Project Glasswing: Anthropic Unites Tech Giants to Secure the World's Software
Anthropic just unveiled Project Glasswing, and this isn’t just another product launch. It’s a security coalition bringing together AWS, Apple, Broadcom, Cisco, CrowdStrike, Google, JPMorganChase, the Linux Foundation, Microsoft, NVIDIA, and Palo Alto Networks with a single goal: find and fix vulnerabilities in the world’s most critical software before anyone can exploit them.
At the heart of the project is Claude Mythos Preview, a frontier model from Anthropic that isn’t publicly available yet but is already delivering remarkable results.
What Mythos Preview Found
The model works entirely autonomously, with no human steering, analyzing codebases for security flaws. It found thousands of high-severity vulnerabilities, including some in every major operating system and web browser.
A few standout discoveries:
- A 27-year-old vulnerability in OpenBSD that allows remote system crashes. Three decades of human review missed it.
- A 16-year-old FFmpeg vulnerability that survived over 5 million automated test iterations.
- Multiple chained vulnerabilities in the Linux kernel enabling privilege escalation.
These aren’t trivial bugs. They’re flaws that survived decades of manual review and millions of automated tests.
The Numbers: Mythos Preview vs Opus 4.6
To put the model’s capabilities in context, here are the benchmarks compared against Claude Opus 4.6 (the most capable publicly available model):
| Benchmark | Mythos Preview | Opus 4.6 |
|---|---|---|
| CyberGym (vulnerability reproduction) | 83.1% | 66.6% |
| SWE-bench Pro | 77.8% | 53.4% |
| Terminal-Bench 2.0 | 82.0% | 65.4% |
The improvements are substantial. On SWE-bench Pro, Mythos Preview beats Opus 4.6 by over 24 percentage points. This implies significantly stronger agentic coding and reasoning capabilities.
How Access Works
Glasswing is not a consumer product. Access is limited to launch partner organizations plus around 40 additional critical infrastructure maintainers. The model is available through:
- Claude API
- Amazon Bedrock
- Google Cloud Vertex AI
- Microsoft Foundry
When access eventually opens up, planned pricing is $25 per million input tokens and $125 per million output tokens.
The Investment Behind It
Anthropic didn’t just bring a model to the table. The financial commitment includes:
- $100 million in model usage credits
- $2.5 million to Alpha-Omega and OpenSSF (via the Linux Foundation)

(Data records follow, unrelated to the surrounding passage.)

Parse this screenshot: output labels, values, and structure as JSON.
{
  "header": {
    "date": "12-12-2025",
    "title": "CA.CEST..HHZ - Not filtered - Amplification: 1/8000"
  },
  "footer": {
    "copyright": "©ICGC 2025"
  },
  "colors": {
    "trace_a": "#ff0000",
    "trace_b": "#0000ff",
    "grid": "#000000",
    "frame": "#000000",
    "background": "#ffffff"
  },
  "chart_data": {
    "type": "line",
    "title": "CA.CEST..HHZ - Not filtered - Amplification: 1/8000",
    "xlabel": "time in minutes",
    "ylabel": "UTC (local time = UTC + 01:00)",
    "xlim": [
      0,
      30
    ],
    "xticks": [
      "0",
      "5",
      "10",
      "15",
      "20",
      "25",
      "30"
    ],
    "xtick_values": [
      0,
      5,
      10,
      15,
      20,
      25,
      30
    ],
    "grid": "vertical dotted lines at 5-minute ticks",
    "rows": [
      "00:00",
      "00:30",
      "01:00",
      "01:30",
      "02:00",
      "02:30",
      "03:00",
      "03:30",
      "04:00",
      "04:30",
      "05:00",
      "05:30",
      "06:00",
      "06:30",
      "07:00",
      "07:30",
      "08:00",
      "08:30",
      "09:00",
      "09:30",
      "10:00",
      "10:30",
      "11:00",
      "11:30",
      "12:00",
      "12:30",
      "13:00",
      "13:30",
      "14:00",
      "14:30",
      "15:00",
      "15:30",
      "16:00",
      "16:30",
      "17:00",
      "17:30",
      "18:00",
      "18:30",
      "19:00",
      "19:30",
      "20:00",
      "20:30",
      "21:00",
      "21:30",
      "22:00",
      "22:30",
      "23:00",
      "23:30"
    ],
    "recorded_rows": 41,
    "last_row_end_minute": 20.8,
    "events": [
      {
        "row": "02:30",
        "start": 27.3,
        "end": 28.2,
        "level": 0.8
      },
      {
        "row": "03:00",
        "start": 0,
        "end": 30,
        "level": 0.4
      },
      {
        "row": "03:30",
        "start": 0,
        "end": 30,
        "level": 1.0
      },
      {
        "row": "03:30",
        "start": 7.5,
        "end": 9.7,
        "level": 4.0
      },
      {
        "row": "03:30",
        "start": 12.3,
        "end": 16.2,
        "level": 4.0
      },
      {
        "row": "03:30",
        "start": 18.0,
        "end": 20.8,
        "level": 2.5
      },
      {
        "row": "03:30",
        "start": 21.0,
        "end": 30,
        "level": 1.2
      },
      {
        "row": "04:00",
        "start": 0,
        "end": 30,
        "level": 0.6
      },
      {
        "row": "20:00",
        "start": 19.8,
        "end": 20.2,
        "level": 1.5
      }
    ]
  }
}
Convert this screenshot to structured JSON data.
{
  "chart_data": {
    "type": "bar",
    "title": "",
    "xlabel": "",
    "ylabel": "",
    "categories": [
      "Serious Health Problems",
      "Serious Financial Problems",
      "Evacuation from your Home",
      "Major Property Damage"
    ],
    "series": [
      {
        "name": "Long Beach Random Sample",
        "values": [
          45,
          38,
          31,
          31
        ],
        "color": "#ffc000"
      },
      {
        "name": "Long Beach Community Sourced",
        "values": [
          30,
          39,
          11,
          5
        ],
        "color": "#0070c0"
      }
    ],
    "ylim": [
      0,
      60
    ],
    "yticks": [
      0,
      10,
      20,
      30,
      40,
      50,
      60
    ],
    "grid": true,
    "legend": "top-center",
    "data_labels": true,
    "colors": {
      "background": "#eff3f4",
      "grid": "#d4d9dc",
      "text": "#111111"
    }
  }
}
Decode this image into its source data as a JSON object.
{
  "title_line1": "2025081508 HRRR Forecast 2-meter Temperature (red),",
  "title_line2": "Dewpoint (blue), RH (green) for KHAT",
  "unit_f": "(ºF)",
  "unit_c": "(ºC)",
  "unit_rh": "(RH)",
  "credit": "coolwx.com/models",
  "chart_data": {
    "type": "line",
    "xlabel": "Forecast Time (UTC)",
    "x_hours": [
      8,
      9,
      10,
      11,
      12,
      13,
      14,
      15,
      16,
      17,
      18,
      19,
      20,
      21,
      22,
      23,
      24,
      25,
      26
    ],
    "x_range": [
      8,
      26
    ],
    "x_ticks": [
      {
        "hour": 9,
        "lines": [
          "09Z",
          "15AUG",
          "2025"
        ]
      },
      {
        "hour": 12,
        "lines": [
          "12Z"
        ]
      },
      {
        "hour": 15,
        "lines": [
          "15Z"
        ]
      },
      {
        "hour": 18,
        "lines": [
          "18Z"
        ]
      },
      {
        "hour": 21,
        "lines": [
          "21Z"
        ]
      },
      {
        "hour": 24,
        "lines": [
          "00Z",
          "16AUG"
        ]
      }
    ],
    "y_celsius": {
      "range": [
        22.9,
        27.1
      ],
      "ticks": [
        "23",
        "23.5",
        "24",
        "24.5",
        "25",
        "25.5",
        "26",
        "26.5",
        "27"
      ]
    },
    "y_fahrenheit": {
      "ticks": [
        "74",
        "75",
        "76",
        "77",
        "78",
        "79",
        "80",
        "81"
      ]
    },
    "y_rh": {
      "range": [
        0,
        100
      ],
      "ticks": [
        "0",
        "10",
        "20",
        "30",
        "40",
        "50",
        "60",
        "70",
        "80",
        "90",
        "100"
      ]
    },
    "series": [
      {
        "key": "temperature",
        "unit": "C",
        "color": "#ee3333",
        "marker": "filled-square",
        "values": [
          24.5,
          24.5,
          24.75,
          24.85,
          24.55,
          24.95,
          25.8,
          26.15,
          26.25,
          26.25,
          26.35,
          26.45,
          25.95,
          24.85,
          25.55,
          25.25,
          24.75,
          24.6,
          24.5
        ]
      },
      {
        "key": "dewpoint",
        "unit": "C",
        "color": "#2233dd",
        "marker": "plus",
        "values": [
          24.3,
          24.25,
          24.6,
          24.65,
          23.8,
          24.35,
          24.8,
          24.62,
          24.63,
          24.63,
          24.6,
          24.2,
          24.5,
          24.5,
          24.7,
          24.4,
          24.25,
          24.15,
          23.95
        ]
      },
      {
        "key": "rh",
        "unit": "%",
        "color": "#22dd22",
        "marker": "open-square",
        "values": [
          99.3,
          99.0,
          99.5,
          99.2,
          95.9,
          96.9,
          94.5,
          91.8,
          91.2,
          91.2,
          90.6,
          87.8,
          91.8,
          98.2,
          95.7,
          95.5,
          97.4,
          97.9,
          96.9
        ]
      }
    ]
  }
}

- $1.5 million to the Apache Software Foundation
- A “Claude for Open Source” program that open-source maintainers can apply to
It’s a significant bet on securing the open-source ecosystem, which is the foundation virtually all software in the world runs on.
The Elephant in the Room: Dual Use
Anthropic openly acknowledges that a model capable of finding vulnerabilities is also capable of exploiting them. That’s why Glasswing comes with deliberate restrictions:
- The model is not publicly available
- Anthropic plans to implement new safeguards before any broader deployment
- Safeguards will be tested on less risky Opus models first before being enabled on Mythos-class models
Within the next 90 days, Anthropic will publish reports on the project’s learnings. The initiative is designed to span many months.
Why This Matters
Project Glasswing marks a turning point in how AI can be applied to cybersecurity. This isn’t just another scanner. It’s a model that reasons about software behavior, identifies attack vectors, and develops working exploits autonomously.
The fact that 12 of the world’s largest companies agreed to a joint security initiative says a lot about the scale of the problem and the potential of these models to address it. The question is no longer whether AI will transform cybersecurity, but how fast.